魔心眉心跳了跳,這是要逼姬辭淵自己出來?
那為甚麼不親自上門求取?
姬少主就算捨不得五彩錦雞,兩滴血應該不會拒絕吧?
想到少主得罪了姬辭淵,別說兩滴血,怕是五彩錦雞的毛都別想拔下一根來。
他壓下心思,小心翼翼的詢問,“少主,若是姬少主不肯就範……”
夜滄溟嘴角勾著冷冽的弧度,玄色手套輕輕摩挲著下巴:“他不肯?那就讓整個修真界都知道,他姬家藏著能救人性命的風凰血脈卻見死不救。本少主倒要看看,他那點潔癖和傲氣,能不能頂得住這滔天輿論。”
他頓了頓,眼底閃過玩味:“更何況,上官玉衡既然開了口,說明此法可行。姬辭淵不是自詡正道楷模麼?本少主就看看,他是要守著那隻雞,還是願意‘慷慨解囊’。”
魔心立刻領命:“屬下這就去辦。”
“等等。”
夜滄溟忽然叫住他,像是想起甚麼,周身魔氣無端森冷了幾分,“那個寫話本子的……抓到了嗎?”
從後山禁地出來後,就聽說了這事。天知道當時有多窩火,剛建好的宮殿又被他給掀了。
魔心冷汗唰的下來了,頭垂得更低:“回少主,那人太過狡猾,用的是筆名,也沒有留下任何線索,只查到最初是從黑市流出來的……”
話音剛落,夜滄溟手中的玉佩‘咔嚓’一聲碎成粉末。
魔心膝蓋一軟,差點當場跪下。
“廢物。”
夜滄溟眯起眼,渾身魔氣繚繞,“我倒要看看,是哪個不怕死的敢這般編排本少主……”
突然頓住。
腦海裡閃過楚玉瑤那張陰陽臉。
那女人自從休夫後,膽子倒是越來越肥了......
……
與此同時,中域某處隱蔽的山谷,一座新搭建好的竹屋內。
蘇祤風猛地從昏迷中驚醒,身體動了動,哪知不小心牽動傷口,痛的悶哼出聲。
不過還是下意識去摸腰間的匕首。
“醒了?”
清冷的聲音從一旁響起。
蘇祤風警惕轉頭,就見蘇輕寒端坐在窗邊,白衣勝雪,正用一塊雪白的軟布,慢條斯理地擦拭著他的本命靈劍。

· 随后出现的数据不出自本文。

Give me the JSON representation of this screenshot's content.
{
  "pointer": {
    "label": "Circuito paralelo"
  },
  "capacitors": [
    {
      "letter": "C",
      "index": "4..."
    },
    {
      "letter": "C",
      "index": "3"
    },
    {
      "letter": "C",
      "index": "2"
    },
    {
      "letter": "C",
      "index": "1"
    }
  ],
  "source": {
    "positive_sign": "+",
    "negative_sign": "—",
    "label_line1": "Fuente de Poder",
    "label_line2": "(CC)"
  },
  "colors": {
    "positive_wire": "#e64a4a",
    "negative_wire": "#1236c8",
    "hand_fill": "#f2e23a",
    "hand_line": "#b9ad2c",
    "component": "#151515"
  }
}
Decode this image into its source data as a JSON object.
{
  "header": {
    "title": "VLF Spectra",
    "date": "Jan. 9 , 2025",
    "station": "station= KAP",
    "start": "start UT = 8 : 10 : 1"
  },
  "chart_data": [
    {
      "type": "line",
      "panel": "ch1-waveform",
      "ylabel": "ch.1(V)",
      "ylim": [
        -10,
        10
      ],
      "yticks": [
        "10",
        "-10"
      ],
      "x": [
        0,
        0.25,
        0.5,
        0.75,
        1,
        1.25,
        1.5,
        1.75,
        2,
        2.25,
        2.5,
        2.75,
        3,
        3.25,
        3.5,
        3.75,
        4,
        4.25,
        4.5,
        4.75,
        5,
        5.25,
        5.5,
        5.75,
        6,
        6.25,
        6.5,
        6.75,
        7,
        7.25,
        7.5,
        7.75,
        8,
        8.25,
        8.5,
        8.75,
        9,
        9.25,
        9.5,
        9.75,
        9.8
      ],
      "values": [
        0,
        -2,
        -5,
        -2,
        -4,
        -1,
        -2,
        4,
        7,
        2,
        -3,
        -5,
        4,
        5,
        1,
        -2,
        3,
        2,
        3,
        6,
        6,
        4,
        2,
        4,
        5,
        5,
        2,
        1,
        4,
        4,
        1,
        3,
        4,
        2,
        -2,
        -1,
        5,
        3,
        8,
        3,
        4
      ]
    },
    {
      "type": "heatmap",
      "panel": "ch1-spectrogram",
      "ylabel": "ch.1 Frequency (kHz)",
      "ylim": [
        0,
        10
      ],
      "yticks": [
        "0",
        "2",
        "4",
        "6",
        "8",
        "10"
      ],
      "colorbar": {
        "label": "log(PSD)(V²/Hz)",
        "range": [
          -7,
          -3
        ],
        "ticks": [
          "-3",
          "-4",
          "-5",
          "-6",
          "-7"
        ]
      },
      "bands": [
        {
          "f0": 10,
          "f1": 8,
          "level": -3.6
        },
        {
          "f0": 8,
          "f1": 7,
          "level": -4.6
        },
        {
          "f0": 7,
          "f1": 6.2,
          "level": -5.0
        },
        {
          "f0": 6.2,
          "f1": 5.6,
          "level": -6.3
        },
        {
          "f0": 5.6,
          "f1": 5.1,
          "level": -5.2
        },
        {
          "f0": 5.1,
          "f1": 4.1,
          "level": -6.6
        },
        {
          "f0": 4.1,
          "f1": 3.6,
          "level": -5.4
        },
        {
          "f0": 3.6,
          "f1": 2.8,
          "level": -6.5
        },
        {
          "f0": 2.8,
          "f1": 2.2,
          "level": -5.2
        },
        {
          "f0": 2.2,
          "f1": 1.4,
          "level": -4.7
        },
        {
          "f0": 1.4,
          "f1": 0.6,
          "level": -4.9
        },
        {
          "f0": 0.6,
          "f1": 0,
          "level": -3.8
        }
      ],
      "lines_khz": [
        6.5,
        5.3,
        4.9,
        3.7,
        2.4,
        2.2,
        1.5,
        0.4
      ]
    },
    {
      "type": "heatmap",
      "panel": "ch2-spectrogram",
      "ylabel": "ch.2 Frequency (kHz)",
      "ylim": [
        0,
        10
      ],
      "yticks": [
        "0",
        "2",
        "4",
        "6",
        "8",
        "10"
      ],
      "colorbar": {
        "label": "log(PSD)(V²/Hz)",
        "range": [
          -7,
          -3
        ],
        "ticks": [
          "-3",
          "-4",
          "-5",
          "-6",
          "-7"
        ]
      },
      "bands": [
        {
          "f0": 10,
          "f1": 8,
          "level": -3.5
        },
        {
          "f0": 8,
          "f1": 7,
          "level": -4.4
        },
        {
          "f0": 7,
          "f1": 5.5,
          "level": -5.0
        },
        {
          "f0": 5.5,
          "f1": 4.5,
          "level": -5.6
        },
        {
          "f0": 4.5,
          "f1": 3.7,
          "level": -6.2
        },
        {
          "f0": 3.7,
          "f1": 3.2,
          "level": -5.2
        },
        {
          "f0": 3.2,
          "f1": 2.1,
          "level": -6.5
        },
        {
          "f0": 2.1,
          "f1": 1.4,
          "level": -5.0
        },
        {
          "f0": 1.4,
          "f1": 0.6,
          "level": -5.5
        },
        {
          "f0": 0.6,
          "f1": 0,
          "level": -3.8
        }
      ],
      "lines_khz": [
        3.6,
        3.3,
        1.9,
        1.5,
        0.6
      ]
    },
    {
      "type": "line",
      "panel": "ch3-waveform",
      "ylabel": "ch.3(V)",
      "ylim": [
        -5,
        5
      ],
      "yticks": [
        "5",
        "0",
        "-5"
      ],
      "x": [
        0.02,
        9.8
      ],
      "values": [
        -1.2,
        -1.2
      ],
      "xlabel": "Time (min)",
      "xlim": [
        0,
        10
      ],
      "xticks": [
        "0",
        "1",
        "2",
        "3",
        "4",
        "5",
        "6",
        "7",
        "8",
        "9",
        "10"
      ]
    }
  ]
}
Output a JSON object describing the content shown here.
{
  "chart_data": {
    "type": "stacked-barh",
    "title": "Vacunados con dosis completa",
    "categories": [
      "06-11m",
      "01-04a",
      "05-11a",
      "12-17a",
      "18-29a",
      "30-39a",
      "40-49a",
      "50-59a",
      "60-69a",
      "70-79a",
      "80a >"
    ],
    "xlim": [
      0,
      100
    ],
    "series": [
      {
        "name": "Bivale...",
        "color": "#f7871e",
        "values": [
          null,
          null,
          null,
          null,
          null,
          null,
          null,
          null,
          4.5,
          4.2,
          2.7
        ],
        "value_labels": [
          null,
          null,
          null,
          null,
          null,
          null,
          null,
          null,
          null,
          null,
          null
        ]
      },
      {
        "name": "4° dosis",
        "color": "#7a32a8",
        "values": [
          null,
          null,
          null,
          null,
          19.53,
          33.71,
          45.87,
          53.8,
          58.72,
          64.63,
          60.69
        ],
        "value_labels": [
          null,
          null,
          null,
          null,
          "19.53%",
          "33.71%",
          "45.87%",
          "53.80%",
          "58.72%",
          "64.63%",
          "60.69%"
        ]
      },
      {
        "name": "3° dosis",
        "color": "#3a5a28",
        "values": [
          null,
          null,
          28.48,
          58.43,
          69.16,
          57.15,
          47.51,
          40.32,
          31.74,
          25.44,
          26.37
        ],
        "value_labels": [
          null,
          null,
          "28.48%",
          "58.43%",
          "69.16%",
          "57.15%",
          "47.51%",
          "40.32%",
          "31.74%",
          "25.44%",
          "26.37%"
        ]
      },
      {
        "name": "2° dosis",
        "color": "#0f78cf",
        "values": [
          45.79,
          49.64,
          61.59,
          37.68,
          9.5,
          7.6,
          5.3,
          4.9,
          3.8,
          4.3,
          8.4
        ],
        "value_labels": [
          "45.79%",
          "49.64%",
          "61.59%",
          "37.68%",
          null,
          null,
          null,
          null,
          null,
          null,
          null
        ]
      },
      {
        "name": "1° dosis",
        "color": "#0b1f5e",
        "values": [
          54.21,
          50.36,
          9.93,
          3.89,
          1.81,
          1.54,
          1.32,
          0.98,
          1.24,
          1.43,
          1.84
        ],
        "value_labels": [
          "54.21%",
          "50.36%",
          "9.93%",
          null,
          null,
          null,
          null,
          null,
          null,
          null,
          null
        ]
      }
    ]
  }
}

陽光透過竹窗落在他側臉,鍍上一層清輝,和他滿身傷痕的樣子形成鮮明對比。
“輕寒?”
蘇祤風鬆了口氣,警惕瞬間散去。
他小心翼翼的起身,靠坐在床頭,雖然疼的嘶啞咧嘴,但卻半點不在意。
看著眼前陌生的竹屋,眼神茫然,“這是哪兒?我還以為這次真要下去見蘇家列祖列宗了。”
“安全的地方。”
蘇輕寒收起劍,走到床邊,指尖凝起靈力探查他身體情況,淡淡開口,“你中的陰煞劍氣已被拔除,傷勢雖重,但已經沒了性命之憂。”
蘇祤風靜靜感受了一下,發現身體雖虛弱,但那體內那股要命的陰煞劍氣確實沒有了。
他愣了一下:“那鬼玩意兒……誰幫我弄掉的?”
他記得那劍氣刁鑽得很,如跗骨之蛆,還拼命的往心脈鑽,本以為這次死定了。
沒想到福大命大,不但沒死,還遇到貴人。
就是不知貴人是誰。
蘇輕寒動作頓了一下,目光在他臉上轉了個圈,淡淡道:“楚玉瑤。”
“誰?”
蘇祤風差點從床上彈起來,牽動傷口又是一陣齜牙咧嘴,“那個休了你的醜…不是,那個前妻?她還有這本事?”